Theorem. Kruskal's algorithm, as implemented above, will take time O(n + mlog2m ), where n = |V| and m = |E|.

Proof. Initialization takes time O(n). Sorting the edges takes time O(mlog2m). Then the loop which builds the tree will be executed at most m times. This loop does a constant times m UNION / FIND operations, and the size of each set is at most m, since each set contains only vertices connected by the edges examined so far. So this loop will take time O(mlog2m).

Exercise 22.1. Show how the graph G, in Figure 5, is represented:

a. by adjacency matrix

b. by adjacency lists

Exercise 22.2. Show the steps in executing Prim's algorithm for G, starting from vertex 5.

Exercise 22.3. Show the steps in executing Kruskal's algorithm for G. Show the tree structure for the sets constructed at each step.

Exercise 22.4. It is possible for the weighting function on the graph edges to have negative values. Would this affect the correctness of either Prim's algorithm or Kruskal's algorithm?

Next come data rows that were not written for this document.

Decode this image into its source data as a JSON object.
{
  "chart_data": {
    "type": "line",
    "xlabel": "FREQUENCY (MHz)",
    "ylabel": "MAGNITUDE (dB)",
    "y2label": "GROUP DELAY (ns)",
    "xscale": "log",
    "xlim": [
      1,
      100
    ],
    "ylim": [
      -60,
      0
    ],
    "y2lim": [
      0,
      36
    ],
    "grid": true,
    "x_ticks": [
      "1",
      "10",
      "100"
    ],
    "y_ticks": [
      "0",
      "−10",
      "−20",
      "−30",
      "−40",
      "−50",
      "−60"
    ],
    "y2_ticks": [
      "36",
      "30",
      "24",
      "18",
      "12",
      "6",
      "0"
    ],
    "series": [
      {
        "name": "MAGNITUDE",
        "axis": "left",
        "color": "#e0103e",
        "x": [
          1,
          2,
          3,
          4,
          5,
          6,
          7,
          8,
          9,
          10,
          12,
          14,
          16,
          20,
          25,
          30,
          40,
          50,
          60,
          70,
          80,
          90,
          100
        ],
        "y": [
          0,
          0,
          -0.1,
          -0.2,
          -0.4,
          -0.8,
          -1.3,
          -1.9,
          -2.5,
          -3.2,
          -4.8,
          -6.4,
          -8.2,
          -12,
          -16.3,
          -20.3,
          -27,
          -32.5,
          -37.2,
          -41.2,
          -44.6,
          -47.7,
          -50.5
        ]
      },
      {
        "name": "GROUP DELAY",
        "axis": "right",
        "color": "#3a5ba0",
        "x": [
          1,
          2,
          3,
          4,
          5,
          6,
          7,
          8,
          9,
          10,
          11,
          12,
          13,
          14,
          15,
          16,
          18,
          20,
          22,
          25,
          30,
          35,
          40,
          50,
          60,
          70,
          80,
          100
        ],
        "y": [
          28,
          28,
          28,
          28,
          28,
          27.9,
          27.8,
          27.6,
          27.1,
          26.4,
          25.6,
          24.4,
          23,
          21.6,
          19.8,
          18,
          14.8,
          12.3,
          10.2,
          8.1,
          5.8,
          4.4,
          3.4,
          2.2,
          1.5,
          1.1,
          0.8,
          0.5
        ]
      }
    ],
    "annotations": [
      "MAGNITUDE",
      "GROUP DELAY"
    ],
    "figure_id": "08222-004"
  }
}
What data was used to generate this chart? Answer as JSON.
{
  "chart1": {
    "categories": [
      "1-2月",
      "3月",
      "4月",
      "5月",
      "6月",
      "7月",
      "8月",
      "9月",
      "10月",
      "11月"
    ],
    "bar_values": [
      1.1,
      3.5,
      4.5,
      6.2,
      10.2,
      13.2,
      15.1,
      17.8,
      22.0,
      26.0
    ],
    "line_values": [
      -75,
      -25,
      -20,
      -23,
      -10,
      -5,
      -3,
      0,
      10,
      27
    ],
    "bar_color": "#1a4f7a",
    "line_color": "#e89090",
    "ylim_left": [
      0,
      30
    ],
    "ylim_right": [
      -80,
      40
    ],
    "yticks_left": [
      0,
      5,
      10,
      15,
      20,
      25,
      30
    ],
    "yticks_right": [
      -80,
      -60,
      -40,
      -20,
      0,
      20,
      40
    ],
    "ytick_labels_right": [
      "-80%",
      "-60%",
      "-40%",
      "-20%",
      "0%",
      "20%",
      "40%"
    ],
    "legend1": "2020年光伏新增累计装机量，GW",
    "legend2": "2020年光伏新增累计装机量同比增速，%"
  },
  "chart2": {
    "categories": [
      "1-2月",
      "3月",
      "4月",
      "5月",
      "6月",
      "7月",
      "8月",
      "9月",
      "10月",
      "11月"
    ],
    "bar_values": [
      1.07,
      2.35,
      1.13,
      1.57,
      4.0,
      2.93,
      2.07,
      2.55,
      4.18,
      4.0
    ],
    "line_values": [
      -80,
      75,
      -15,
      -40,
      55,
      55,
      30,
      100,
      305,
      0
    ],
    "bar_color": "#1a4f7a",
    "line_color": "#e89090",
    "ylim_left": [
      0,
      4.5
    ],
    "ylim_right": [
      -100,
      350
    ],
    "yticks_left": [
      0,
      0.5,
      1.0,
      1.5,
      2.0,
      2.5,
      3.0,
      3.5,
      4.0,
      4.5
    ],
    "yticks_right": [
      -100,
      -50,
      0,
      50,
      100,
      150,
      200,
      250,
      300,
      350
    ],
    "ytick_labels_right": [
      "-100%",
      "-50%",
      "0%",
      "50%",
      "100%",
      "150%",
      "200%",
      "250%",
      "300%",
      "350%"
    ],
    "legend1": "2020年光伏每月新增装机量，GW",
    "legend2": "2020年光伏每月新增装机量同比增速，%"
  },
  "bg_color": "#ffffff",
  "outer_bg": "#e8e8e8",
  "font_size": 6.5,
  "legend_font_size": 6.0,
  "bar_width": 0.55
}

Kruskal's algorithm. An improvement. By applying a technique known as path compression, the FIND operation can be implemented so that an n-step UNION-FIND program finishes in time O(nG(n)), where G is the "inverse" of Ackermann's function, defined as

H(0) = 1

H(i) = 2H(i-1) , i > 0.

(G(j) is then defined to be the smallest i such that H(i) > j).

Exercise 22.5. Compute H(i) for i <= 5. Compute G(j) for j <= 65536.

Exercise 22. 6. Under what circumstances would each of the MST algorithms given here be preferred>

Exercise 22.7. What would be the estimated space usage and running time for Kruskal's algorithm and Prim's algorithm if an adjacency matrix is used to represent G?